Communication case actual combat

Through the previous chapter Communication Framework Explanation, what may be seen is also in the cloud. Here we first summarize, serial communication mainly has the following 4 points:

  1. Receive data
  2. Analytical data
  3. Display data
  4. send data

The analysis data part is more complicated and needs to be changed according to the specific communication protocol; in this chapter, we will not talk about the theoretical things, and give some practical cases. You can play it a few times.

Case number one

Here we still take the previous communication protocol as an example to implement a simple communication program of our own;
For the complete code, please refer to the UartDemo project of the control sample in Sample Code
The final effect we want to achieve is to send instructions through the serial port to control the rotation of the meter pointer on the display. The UI rendering is as follows:

We only need to modify 3 places to control the rotation of the instrument pointer;

1).
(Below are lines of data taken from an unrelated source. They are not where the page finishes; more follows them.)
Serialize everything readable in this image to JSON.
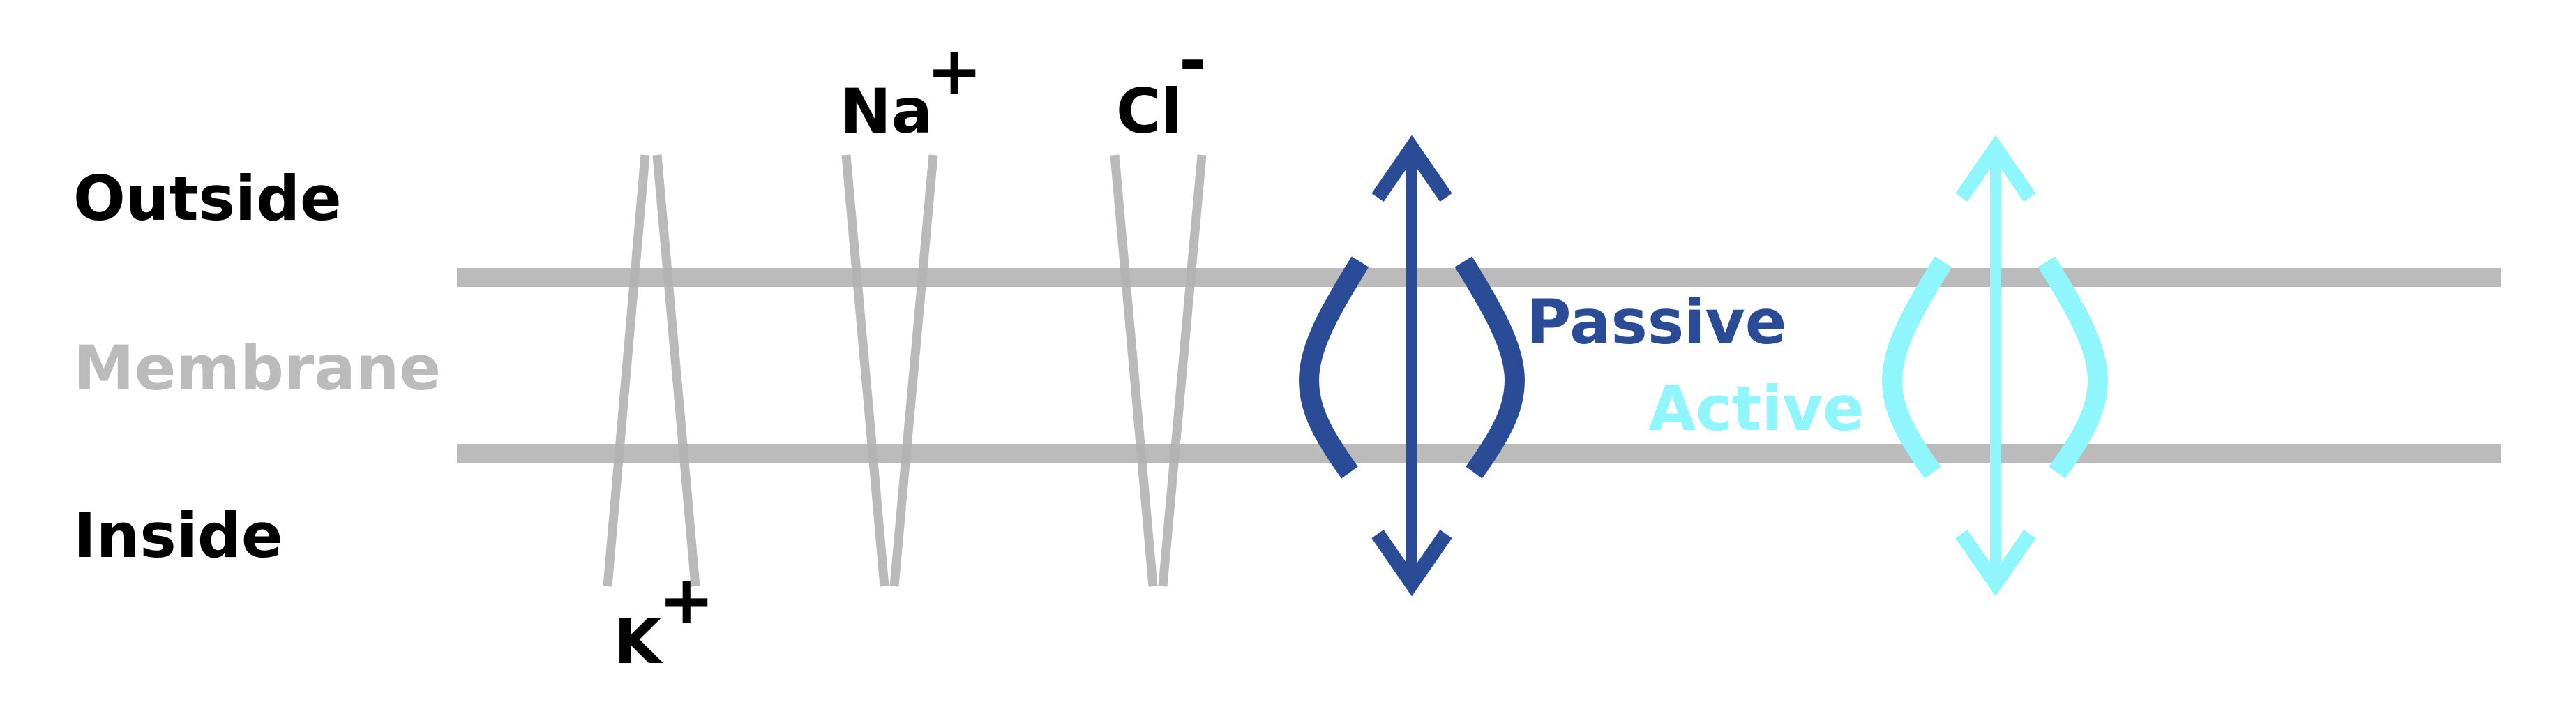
{
  "labels": {
    "outside": "Outside",
    "membrane": "Membrane",
    "inside": "Inside"
  },
  "ions": {
    "k": {
      "symbol": "K",
      "charge": "+"
    },
    "na": {
      "symbol": "Na",
      "charge": "+"
    },
    "cl": {
      "symbol": "Cl",
      "charge": "-"
    }
  },
  "transport": {
    "passive": "Passive",
    "active": "Active"
  },
  "colors": {
    "membrane": "#bbbbbb",
    "channel": "#b3b3b3",
    "text": "#000000",
    "passive": "#2a4b96",
    "active": "#8ef6fc"
  }
}
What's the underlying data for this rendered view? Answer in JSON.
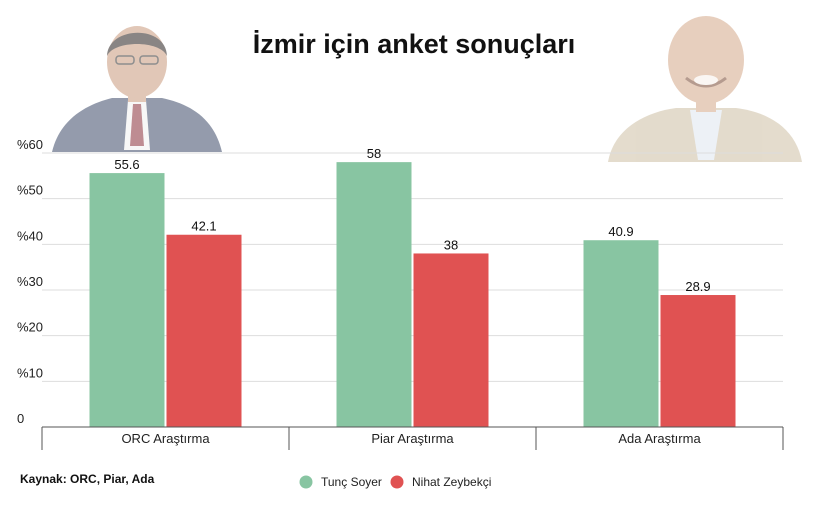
{
  "chart_data": {
    "type": "bar",
    "title": "İzmir için anket sonuçları",
    "categories": [
      "ORC Araştırma",
      "Piar Araştırma",
      "Ada Araştırma"
    ],
    "series": [
      {
        "name": "Tunç Soyer",
        "color": "#88c5a2",
        "values": [
          55.6,
          58,
          40.9
        ]
      },
      {
        "name": "Nihat Zeybekçi",
        "color": "#e05252",
        "values": [
          42.1,
          38,
          28.9
        ]
      }
    ],
    "ylim": [
      0,
      60
    ],
    "yticks": [
      0,
      10,
      20,
      30,
      40,
      50,
      60
    ],
    "ytick_labels": [
      "0",
      "%10",
      "%20",
      "%30",
      "%40",
      "%50",
      "%60"
    ],
    "value_labels": [
      [
        "55.6",
        "58",
        "40.9"
      ],
      [
        "42.1",
        "38",
        "28.9"
      ]
    ],
    "grid": true,
    "legend": "bottom",
    "source": "Kaynak: ORC, Piar, Ada"
  }
}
Revisit the protocol format introduced earlier, here we add our own protocol command CMDID_ANGLE corresponding to the value 0x0001:

Protocol header (2 bytes) Command (2 bytes) Data length (1 byte) Data (N) Check (1 byte optional)
0xFF55 0x0001(See below CMDID_ANGLE 1 angle checksum

We add 1 variable to the protocol data structure, see ProtocolData.h:

/******************** CmdID ***********************/
#define CMDID_POWER            0x0
#define CMDID_ANGLE            0x1    // Add ID
/**************************************************/

typedef struct {
    BYTE power;
    BYTE angle;    // Added variable to save pointer angle value
} SProtocolData;

2). Since we are still using the previously defined protocol format, we do not need to make any changes to the protocol parsing part here, just process the corresponding CmdID value in procParse:

/**
 * Analyze each frame of data
 */
static void procParse(const BYTE *pData, UINT len) {
    // CmdID
    switch (MAKEWORD(pData[3], pData[2])) {
    case CMDID_POWER:
        sProtocolData.power = pData[5];
        break;

    case CMDID_ANGLE:    // New part, save angle value
        sProtocolData.angle = pData[5];
        break;
    }

    // Notify protocol data update
    notifyProtocolDataUpdate(sProtocolData);
}

3). Let's look at the callback interface of the interface receiving protocol data, see logic/mainLogic.cc:

static void onProtocolDataUpdate(const SProtocolData &data) {
    // Serial data callback interface

    // Set the rotation angle of the meter pointer
    mPointer1Ptr->setTargetAngle(data.angle);
}

After completing the above process, we only need to send the corresponding instructions to the screen through the MCU to see the rotation of the indicator pointer; for simplicity, we do not do checksum verification in this program, and the protocol data is as follows:

   Frame header     CmdID     Data length    Angle value
    0xFF 0x55     0x00 0x01      0x01           angle

We can open the DEBUG_PRO_DATA macro in the CommDef.h file to print the received protocol data:

At this point, receive data ---> parse data ---> display data of the serial port, even if it is finished;

Finally, let's simulate the serial port sending data; here, in the program we give, a timer is turned on and a data transmission is simulated every 2s:

static bool onUI_Timer(int id) {
    // Simulate sending serial data
    BYTE data = rand() % 200;
    sendProtocol(CMDID_ANGLE, &data, 1);

    return true;
}

The above code is actually an analog setting of the angle value. We can realize spontaneous sending and receiving by shorting the TX and RX of the communication serial port on the screen, and we can also see that the indicator pointer rotates;

At this point, our serial port demo program is introduced. Developers can first compile and burn the demo program to the machine to see the effect, and then add some protocols on this basis to become familiar with the entire communication process.